Evaluating Search Relevance Using a Gold Standard Retrieval Dataset
Author: Jo Kristian Bergum from Vespa.ai blog Link: https://blog.vespa.ai/improving-retrieval-with-llm-as-a-judge/
Key Idea
- The post discusses how to create a reusable retrieval evaluation dataset using LLMs as judges, specifically for improving search relevance
- This dataset can be used to :
- Enable offline evaluation to compare the relevance results of different ranking methods (e.g., answering questions like: “Will Cohere embeddings perform better than the current search algorithm?“)
- Serve as a training set for machine learning algorithms, such as LTR
- Enable the reporting of “Relevance” as a metric
- Identify opportunities for improvement in the current ranking algorithm
Method
The author used https://search.vespa.ai as a simplified example to generate the retrieval dataset.
- *Step 1: Sample the Queries
- Most TREC query sets have < 100 queries, which is a fair number to start with
- The author uses 386 queries (unique queries in the last month)
- See more discussion on Query Sampling Strategy
- *Step 2: Sample Documents for each Query :
- Apply simple ranking algorithms(e.g. bm25 or production algorithm) to collect sample documents. This is also known as pooling in IR evaluations.

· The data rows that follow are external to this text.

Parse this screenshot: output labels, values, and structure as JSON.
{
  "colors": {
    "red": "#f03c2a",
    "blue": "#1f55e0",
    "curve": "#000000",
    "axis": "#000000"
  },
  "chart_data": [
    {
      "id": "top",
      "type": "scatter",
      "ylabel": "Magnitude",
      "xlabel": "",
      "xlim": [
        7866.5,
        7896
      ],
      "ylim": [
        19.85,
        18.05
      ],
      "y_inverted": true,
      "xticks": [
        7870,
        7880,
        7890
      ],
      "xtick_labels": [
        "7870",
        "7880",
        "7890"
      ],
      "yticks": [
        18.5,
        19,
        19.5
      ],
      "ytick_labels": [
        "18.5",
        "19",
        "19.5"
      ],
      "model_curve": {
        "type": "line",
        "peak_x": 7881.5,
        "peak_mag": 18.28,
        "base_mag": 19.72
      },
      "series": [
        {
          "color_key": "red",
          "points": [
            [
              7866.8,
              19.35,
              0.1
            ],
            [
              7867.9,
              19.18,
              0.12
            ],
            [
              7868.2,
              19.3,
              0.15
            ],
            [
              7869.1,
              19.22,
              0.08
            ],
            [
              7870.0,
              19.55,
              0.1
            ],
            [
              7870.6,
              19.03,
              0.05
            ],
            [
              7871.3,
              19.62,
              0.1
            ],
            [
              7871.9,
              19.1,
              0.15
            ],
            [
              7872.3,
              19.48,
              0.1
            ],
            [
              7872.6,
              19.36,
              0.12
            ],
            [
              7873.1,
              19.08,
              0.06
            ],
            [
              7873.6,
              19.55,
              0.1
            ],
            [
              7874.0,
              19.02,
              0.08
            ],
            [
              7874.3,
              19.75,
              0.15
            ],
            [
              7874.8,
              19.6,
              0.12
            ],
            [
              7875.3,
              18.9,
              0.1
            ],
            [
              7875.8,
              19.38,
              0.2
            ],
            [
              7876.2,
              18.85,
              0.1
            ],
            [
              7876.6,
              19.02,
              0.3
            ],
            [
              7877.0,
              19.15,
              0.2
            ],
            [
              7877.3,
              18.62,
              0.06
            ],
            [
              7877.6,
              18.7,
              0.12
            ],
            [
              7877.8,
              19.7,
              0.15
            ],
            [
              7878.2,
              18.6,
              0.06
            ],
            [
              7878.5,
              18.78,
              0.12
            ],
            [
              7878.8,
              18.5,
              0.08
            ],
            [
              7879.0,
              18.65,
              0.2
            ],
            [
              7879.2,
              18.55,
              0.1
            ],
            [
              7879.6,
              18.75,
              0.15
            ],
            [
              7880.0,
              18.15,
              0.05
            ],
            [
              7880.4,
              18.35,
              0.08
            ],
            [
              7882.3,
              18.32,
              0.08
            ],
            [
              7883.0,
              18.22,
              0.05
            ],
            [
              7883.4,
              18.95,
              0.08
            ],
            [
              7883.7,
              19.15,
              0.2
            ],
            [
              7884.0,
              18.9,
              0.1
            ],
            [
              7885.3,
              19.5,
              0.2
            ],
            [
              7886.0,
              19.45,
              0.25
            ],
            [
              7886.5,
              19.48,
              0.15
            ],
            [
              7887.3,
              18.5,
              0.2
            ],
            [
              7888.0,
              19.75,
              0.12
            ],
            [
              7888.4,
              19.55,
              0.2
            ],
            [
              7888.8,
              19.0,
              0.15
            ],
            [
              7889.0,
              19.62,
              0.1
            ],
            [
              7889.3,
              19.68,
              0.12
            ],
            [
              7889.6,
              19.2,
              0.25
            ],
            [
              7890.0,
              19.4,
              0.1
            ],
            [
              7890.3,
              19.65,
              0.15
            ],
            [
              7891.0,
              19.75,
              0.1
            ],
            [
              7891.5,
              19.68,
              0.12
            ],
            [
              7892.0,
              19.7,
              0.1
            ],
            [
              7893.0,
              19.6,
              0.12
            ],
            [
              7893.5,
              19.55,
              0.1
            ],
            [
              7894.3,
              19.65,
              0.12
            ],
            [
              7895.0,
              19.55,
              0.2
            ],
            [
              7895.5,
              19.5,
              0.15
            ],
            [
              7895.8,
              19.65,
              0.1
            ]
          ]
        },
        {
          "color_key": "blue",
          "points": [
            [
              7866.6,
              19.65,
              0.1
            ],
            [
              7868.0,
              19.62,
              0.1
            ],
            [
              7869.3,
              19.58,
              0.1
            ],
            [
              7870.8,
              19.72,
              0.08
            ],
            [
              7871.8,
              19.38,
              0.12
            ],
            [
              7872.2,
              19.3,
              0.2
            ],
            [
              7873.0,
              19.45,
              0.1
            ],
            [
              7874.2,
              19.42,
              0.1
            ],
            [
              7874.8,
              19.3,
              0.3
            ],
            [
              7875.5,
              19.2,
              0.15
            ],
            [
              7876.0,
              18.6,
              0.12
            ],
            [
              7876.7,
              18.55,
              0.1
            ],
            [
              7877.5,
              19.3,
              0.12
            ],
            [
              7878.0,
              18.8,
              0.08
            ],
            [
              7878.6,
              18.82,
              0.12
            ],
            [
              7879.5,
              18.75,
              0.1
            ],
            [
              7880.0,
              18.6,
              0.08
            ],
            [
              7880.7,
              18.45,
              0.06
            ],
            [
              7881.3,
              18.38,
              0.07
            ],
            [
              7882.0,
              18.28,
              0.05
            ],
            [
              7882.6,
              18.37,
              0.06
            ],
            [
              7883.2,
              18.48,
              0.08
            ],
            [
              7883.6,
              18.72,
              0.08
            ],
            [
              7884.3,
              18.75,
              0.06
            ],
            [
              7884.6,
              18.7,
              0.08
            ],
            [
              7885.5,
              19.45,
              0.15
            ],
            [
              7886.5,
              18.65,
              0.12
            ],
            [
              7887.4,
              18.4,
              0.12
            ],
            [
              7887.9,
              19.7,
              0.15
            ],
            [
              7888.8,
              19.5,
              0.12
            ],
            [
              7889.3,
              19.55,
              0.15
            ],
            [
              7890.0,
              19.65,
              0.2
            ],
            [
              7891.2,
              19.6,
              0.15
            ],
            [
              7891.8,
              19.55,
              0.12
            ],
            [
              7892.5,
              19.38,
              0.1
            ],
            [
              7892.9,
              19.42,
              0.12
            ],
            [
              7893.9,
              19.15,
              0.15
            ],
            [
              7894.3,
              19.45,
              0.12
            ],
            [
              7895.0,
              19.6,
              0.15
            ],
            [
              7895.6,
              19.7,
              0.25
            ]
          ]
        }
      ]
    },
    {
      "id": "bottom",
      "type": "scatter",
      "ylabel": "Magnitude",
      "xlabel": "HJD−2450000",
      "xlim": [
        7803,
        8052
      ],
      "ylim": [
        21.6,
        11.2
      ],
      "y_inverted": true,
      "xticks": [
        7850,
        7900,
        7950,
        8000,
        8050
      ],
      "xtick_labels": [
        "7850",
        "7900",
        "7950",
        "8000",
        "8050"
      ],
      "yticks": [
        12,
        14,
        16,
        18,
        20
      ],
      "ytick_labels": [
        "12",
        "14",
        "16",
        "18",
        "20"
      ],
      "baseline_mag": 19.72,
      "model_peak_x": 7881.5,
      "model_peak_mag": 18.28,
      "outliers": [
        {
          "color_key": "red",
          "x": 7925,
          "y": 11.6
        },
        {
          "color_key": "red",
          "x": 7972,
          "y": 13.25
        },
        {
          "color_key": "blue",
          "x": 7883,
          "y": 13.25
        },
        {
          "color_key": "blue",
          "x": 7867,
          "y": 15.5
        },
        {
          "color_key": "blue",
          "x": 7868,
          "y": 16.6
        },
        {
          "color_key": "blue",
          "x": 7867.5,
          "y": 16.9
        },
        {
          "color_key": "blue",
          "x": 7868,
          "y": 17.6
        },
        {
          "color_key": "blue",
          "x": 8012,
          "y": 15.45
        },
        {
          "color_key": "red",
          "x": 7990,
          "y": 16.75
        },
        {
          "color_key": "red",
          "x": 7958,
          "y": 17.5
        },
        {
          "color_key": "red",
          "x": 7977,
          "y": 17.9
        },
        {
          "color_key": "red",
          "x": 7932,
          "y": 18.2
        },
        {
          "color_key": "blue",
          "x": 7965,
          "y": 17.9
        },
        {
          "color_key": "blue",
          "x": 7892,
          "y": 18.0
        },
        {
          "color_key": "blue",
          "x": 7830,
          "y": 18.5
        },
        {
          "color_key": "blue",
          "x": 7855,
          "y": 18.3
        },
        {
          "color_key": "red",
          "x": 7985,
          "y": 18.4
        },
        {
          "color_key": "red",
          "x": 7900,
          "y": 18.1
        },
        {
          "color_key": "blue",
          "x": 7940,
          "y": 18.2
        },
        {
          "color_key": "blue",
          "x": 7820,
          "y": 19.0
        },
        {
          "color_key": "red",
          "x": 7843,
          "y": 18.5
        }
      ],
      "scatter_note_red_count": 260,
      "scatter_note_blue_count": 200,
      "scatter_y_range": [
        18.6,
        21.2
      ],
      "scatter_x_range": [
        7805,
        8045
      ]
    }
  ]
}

- Use multiple ranking algorithms to avoid bias from a specific algorithm.
- The author uses the top 10 results from 6 different ranking method (bm25, embeddings, 3 different kind of hybrid ranking, cross-encodes).
- On average, 26 documents are sampled for each query
- *Step 3: Define Judging Rules and Evaluation Metrics
- Use the relevancy triplets: highly relevant = 2, relevant = 1, and irrelevant = 0
- Metrics considered:
- Precision @ K, Recall @ K
- nDCG @K
- *Step 4: Evaluate the Prompt for _LLM as Judge
- The authors use a subset of queries and documents to evaluate the effectiveness of the “LLM as judge” prompt:
- Subset contains 26 queries with 3 documents each
- Collecting human judgements
- human spend ~ 1 hour 26 * 3 = ~ 90 query document pair with relevancy triplets.
- Collect LLM judgements
- use GPT4o to judge the same. See prompt in original article which applied few-shot prompting technique
- Comparison of human and LLM results (showing promising alignment):
- Direct comparison: Only 2 out of 90 judgments differed > 1 relevancy level
- nDCG comparison: use different ranking algorithm to calculate nDCG score using both human and LLM judgement. 0.97 correlation across ranking algorithms
- Direct comparison: Only 2 out of 90 judgments differed > 1 relevancy level
- The authors use a subset of queries and documents to evaluate the effectiveness of the “LLM as judge” prompt:
- *Step 5: Create the Gold Standard Dataset for Relevancy Evaluation
- Repeat Step 4 with the entire query and document samples:
- Query Dataset: use 386 queries
- Document Set: Use top 10 results of 6 different ranking methods (BM25, cosine-similarity, hybrid1, 2, 3, cross)
- In total: Evaluate 10K unique query-document pairs
- Generate the judgment list result using the LLM prompt from Step 4
- Repeat Step 4 with the entire query and document samples:
- Step 6: Evaluate Ranking Methods with gold standard dataset
- With the golden standard dataset, we can now evaluate different ranking algorithms using the following metrics:
- Primary metrics: nDCG@10
- Guardrail metrics: Judged@10: to see if all top 10 results are judged and identify any holes in the evaluation
- This dataset can also be used to evaluate learning-to-rank models. If we choose to do so, we should have another test set to evaluate the results.
- With the golden standard dataset, we can now evaluate different ranking algorithms using the following metrics:
Discussion:
- Query Sampling Strategy:
- For most search websites, we will likely need a more aggressive sampling strategy to ensure representative query coverage
- We could take a stratified sampling based on query frequency, seasonality, or product categories
- Include head, torso, tail queries. (OR Head queries might be sufficient for optimizing high-traffic scenarios)
- Incorporate product-driven or domain-specific query types (e.g. company specific terms)
- For most search websites, we will likely need a more aggressive sampling strategy to ensure representative query coverage
- For most production systems, we already have implicit feedback and user interactions (like clicks, skips). How can we use these results to improve the judgment list? Or should we? Are there bias concerns from historical data?